Baldinger and the NFL didn’t not immediately respond to a request for comment.

Back in 2010, Baldinger admitted that he once intentially broke the ankle of Eric Swann, a defensive tackle on the then-NFC East rival Phoenix Cardinals, after claiming the defender went after his knee during the first game of the 1993 season. 

“It was so well crafted that you couldn’t really see my intent. It was just a legal chop-block, but I made sure to work with the center and the tackle to make sure the high-low was in effect,” Baldinger told The Fanatic host Mike Missanelli back in 2010. “I had talked about it and actually had a game-plan for it, and I’m actually pretty proud of it because he was a dirtiest player that ever played the game.”

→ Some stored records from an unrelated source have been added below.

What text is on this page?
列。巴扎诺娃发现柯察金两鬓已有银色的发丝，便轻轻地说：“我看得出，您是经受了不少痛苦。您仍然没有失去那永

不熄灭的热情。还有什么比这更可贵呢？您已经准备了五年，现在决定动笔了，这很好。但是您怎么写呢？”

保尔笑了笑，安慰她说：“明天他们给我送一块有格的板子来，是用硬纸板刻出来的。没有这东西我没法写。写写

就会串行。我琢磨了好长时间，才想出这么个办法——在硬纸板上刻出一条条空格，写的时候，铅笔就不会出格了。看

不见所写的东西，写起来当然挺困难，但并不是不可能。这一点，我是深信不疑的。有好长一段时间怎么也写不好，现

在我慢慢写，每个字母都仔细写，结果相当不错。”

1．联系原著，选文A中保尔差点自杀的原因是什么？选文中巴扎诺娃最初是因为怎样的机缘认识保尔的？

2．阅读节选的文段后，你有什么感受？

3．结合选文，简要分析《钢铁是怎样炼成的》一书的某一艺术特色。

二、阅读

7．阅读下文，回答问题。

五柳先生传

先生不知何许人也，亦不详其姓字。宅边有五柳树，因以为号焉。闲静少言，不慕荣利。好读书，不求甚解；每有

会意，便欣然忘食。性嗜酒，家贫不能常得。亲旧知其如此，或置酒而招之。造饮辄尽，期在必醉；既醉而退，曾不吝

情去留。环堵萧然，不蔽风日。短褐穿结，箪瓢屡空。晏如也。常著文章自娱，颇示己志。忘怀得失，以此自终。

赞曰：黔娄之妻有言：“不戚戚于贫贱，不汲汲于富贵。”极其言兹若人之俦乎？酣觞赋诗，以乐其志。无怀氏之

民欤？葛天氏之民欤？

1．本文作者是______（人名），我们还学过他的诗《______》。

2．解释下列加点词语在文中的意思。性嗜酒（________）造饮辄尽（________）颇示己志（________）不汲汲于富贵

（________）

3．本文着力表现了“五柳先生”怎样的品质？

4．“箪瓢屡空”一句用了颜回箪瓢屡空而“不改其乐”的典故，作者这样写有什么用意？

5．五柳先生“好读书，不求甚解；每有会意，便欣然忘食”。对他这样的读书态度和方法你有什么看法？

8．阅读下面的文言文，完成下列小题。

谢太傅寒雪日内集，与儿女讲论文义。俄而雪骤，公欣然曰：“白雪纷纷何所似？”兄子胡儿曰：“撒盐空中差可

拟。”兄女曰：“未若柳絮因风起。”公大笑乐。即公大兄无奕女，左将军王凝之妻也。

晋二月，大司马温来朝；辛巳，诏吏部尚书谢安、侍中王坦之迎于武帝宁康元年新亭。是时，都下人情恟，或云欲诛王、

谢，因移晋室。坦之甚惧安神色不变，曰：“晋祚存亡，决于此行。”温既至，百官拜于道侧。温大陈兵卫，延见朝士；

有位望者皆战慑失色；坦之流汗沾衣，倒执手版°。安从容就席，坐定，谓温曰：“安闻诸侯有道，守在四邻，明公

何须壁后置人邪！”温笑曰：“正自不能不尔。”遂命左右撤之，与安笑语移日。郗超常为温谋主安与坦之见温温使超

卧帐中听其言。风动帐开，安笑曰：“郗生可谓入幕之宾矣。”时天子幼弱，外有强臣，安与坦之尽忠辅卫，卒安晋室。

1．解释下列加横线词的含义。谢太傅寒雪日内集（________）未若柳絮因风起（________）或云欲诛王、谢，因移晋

Former Rams and Washington linebacker London Fletcher, who is an NFL analyst for CBS Sports, was among the critics to pounce on Baldinger’s comments, calling them reckless:

The idea of a team offering a bounty for intentionally injuring a player has recently reappeared in the news after Hall of Fame quarterback Brett Favre revealed that during his time with the Vikings, Minnesota instituted their own bounty program in 2009.

“It was part of the culture,” Artis Hicks, a Minnesota offensive lineman, told author Jeff Pearlman in his autobiography of Favre. “I had coaches start a pot and all the veterans put in an extra $100, $200, and if you hurt someone special, you get the money. There was a bottom line, and I think we all bought in: you’re there to win, and if taking out the other team’s best player helps you win, hey, it’s nothing personal. Just business.”

Baldinger played 11 seasons in the NFL. In addition to his time in Philadelphia, Baldinger also spent time playing for the Cowboys, Bill and Colts. In addition to his role as an analyst for the NFL Network, he is a regular contributor on The Fanatic.